Formation & Interwar · 1918 – 1939

Formation & Interwar

The newly-formed RAF fought for its survival against those who wished to dissolve it. Colonial policing, record-breaking long-distance flights and the dawn of the monoplane era defined two decades of quiet but decisive transformation.

28 Total Records
1 Operations
1 Aircraft
3 People
6 Squadrons

The interwar years were defined by two simultaneous struggles: the RAF's fight for institutional survival, and its search for a role that would justify that survival. Hugh Trenchard, the service's first Chief of the Air Staff, became the apostle of strategic bombing — the doctrine that air power could win wars independently, without the need for armies or navies. It was a controversial theory, but it kept the RAF alive.

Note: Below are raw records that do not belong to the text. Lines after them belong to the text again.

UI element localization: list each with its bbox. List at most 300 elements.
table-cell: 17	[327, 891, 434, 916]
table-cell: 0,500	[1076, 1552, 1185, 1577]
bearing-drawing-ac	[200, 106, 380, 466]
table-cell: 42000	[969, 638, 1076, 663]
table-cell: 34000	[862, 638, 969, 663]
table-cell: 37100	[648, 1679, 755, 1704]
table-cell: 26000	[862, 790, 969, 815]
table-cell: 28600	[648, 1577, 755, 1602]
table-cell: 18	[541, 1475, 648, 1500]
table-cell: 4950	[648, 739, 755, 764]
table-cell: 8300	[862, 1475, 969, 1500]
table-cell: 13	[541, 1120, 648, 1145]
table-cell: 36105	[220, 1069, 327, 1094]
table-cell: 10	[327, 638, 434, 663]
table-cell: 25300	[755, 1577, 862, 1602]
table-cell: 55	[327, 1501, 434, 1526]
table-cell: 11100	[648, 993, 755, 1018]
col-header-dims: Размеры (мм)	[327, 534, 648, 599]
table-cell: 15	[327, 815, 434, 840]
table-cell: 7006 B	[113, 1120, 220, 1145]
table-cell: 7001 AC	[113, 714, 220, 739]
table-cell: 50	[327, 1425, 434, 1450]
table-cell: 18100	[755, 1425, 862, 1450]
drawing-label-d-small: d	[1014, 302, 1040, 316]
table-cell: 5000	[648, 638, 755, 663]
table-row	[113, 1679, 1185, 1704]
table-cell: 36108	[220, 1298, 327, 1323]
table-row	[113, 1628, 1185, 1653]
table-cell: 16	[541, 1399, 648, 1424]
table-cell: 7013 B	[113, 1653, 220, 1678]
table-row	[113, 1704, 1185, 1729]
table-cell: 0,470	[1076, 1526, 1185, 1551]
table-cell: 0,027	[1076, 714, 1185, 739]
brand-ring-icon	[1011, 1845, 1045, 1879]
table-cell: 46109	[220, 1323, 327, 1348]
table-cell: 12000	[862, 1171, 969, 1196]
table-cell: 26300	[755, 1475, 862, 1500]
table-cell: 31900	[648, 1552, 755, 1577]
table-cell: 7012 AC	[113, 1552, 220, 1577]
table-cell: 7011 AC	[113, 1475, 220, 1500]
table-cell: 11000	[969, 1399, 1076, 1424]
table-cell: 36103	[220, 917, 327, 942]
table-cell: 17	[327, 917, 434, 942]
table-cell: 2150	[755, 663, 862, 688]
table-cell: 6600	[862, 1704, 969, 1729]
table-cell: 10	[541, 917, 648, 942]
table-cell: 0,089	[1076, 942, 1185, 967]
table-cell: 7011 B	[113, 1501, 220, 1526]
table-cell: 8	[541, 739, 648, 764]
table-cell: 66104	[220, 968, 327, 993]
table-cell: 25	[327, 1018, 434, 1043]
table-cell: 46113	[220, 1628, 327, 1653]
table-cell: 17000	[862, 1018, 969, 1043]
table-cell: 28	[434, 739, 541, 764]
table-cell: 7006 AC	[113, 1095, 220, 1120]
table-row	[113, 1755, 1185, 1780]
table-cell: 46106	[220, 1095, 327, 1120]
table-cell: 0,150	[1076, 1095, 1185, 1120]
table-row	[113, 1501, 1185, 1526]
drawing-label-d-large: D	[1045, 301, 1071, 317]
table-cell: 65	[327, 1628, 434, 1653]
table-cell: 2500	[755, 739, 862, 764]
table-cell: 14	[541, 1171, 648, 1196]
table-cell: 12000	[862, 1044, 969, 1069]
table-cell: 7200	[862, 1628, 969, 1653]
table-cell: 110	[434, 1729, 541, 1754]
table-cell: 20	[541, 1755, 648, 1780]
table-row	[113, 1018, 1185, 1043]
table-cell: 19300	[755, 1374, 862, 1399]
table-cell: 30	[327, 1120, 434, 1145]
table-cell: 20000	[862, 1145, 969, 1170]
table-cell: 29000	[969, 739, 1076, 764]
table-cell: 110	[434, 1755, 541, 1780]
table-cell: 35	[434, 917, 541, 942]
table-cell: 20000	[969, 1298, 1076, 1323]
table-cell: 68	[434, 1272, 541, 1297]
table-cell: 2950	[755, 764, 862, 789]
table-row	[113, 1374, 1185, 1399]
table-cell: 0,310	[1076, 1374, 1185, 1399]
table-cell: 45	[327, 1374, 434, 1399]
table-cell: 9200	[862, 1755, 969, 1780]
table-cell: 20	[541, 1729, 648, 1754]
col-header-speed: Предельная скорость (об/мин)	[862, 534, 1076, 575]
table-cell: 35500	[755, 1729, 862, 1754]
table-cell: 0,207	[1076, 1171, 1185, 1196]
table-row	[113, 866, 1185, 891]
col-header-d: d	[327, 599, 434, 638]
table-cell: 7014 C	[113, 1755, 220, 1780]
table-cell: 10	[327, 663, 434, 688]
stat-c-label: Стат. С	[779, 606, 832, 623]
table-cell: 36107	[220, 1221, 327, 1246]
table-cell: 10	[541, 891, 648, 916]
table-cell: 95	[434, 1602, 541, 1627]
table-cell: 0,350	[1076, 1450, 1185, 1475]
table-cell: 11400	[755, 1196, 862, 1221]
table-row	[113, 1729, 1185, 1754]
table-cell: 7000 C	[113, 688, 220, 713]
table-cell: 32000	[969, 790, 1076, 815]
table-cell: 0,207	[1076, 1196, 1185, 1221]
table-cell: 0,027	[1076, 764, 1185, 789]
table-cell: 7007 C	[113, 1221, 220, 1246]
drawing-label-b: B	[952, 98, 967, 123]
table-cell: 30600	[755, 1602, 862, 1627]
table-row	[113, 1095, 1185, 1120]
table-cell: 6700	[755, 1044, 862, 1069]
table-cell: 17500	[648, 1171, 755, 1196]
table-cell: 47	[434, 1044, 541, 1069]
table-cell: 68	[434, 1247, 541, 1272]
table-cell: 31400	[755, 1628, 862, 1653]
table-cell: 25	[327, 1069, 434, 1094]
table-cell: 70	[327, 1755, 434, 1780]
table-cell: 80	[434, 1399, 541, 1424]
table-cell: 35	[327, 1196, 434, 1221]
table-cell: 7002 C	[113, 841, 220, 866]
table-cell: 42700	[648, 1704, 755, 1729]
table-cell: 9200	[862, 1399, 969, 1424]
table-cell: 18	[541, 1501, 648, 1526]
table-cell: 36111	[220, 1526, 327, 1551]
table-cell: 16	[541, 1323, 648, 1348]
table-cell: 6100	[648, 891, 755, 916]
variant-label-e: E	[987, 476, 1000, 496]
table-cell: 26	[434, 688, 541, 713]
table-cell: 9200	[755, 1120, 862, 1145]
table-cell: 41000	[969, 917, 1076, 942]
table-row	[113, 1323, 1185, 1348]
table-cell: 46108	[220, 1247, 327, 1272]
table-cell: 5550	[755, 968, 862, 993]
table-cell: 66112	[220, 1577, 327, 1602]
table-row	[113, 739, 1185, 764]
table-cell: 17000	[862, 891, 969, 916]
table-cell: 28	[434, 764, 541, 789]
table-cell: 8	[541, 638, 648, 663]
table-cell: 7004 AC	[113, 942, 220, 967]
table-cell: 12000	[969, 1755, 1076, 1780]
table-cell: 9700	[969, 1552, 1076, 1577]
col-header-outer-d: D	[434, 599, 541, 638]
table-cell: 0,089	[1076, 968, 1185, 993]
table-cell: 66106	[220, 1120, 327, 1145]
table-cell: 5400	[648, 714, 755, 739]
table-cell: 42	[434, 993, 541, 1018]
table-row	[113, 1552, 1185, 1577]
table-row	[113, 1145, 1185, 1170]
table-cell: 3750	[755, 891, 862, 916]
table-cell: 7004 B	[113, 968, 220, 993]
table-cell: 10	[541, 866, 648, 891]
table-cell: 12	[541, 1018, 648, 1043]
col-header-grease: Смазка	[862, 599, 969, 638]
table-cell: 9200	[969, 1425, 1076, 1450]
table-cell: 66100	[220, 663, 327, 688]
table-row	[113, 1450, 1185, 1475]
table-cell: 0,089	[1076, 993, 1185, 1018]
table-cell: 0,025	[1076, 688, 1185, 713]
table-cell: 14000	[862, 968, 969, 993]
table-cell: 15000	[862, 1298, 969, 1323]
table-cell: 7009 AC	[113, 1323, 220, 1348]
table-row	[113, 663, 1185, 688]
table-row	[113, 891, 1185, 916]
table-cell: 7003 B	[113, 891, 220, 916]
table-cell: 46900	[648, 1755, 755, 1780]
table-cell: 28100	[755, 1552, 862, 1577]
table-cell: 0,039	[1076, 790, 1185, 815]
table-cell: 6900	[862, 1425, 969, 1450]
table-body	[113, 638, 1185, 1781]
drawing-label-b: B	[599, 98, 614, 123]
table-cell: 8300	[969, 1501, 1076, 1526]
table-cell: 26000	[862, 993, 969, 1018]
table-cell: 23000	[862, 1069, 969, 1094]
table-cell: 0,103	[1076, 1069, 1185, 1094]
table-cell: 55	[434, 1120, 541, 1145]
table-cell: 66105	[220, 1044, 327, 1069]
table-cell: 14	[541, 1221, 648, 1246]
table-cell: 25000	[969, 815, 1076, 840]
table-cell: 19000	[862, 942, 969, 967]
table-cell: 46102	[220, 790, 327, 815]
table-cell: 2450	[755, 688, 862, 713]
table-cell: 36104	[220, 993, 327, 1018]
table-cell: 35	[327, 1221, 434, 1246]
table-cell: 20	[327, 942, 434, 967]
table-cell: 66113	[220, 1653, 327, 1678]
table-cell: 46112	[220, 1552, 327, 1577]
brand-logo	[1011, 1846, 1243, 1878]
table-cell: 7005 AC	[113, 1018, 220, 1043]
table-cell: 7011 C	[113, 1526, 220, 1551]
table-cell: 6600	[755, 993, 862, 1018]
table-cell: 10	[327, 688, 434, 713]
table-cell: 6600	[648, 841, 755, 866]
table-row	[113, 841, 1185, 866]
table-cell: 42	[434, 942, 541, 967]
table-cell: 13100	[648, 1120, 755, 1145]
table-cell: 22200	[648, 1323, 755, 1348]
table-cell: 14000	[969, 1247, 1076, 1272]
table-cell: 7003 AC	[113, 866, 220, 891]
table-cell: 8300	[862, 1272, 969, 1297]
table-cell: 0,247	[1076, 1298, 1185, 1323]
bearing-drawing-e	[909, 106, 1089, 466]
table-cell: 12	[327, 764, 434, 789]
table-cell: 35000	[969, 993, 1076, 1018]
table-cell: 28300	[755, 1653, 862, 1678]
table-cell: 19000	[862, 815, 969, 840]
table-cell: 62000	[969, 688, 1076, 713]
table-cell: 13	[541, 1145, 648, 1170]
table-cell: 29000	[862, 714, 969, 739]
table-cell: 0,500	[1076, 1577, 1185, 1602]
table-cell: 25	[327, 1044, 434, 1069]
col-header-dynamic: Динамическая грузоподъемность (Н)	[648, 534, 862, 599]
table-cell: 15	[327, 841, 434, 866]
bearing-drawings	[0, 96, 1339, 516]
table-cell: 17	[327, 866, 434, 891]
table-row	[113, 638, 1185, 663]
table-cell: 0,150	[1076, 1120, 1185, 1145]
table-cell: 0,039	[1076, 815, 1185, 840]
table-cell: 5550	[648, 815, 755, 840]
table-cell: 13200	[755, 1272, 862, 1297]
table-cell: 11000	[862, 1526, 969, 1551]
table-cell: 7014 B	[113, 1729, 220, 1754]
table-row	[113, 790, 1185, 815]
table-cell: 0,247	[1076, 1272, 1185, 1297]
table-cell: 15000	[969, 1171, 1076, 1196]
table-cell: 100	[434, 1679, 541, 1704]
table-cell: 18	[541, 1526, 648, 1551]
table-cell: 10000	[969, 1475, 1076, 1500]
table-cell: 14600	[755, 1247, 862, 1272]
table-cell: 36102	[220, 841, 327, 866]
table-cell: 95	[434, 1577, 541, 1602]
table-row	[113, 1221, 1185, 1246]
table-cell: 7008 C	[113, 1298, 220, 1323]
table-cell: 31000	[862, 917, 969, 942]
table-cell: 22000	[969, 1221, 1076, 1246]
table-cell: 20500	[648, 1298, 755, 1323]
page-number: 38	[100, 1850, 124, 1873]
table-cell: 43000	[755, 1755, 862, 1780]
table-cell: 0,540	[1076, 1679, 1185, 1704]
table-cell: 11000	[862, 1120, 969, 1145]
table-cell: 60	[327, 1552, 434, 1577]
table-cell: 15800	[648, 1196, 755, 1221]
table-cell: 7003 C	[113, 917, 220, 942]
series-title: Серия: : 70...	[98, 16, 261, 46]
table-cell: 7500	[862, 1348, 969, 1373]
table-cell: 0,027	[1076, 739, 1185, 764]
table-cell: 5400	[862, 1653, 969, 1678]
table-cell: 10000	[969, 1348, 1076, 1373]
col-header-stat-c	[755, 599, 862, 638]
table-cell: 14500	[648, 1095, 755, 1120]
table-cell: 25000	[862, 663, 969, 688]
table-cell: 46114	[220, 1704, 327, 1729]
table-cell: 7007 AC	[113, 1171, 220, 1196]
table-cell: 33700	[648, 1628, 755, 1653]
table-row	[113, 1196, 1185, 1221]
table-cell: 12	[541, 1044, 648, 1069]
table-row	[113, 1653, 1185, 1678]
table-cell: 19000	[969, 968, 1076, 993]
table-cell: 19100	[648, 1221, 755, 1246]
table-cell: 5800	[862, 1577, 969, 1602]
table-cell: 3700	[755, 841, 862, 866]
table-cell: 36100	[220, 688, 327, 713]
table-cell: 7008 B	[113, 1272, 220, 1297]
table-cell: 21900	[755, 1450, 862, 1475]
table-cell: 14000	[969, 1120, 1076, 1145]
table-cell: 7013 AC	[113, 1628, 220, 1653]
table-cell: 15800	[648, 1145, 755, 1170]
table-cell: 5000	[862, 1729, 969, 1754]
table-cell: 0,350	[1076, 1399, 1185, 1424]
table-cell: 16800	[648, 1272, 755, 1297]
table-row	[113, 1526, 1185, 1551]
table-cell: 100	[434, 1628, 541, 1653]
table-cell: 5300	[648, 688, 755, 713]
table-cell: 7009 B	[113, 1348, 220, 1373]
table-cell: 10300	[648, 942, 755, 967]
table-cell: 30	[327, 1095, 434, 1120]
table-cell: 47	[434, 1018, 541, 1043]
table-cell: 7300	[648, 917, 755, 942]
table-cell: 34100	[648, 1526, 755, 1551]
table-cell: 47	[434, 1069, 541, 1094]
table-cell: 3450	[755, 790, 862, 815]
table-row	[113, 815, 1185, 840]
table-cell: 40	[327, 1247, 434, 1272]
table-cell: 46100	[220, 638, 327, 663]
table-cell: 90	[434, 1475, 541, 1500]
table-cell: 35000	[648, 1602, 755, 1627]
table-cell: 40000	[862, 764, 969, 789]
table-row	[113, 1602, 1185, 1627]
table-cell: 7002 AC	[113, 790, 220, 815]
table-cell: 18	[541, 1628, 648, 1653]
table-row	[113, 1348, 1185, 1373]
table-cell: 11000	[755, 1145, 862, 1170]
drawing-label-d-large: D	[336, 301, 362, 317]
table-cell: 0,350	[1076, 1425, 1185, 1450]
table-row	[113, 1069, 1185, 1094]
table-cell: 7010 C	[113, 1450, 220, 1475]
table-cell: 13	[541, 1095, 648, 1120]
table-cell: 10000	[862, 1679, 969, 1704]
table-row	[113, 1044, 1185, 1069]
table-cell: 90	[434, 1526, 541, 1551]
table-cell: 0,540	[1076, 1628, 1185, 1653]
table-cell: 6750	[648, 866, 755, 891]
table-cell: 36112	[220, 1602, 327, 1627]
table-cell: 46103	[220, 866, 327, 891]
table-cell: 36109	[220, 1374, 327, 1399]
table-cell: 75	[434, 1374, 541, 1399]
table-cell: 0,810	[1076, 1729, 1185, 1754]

Across the empire, the RAF policed vast territories at a fraction of the cost of ground forces. In Iraq, India and the Northwest Frontier, air control became the RAF's primary peacetime function — controversial in its methods, but effective in demonstrating the service's utility to a Treasury determined to cut defence spending.

"Air power is the most difficult of all forms of military force to measure, or even to express in precise terms." — Winston Churchill

Meanwhile, technology transformed. The biplane gave way to the monoplane. The wooden-and-canvas construction of the Great War was replaced by stressed-metal structures. By the late 1930s, the Hurricane and Spitfire were entering service, and Bomber Command was building the force that would eventually strike Germany. The RAF that went to war in 1939 was barely recognisable from the one that had been formed in 1918.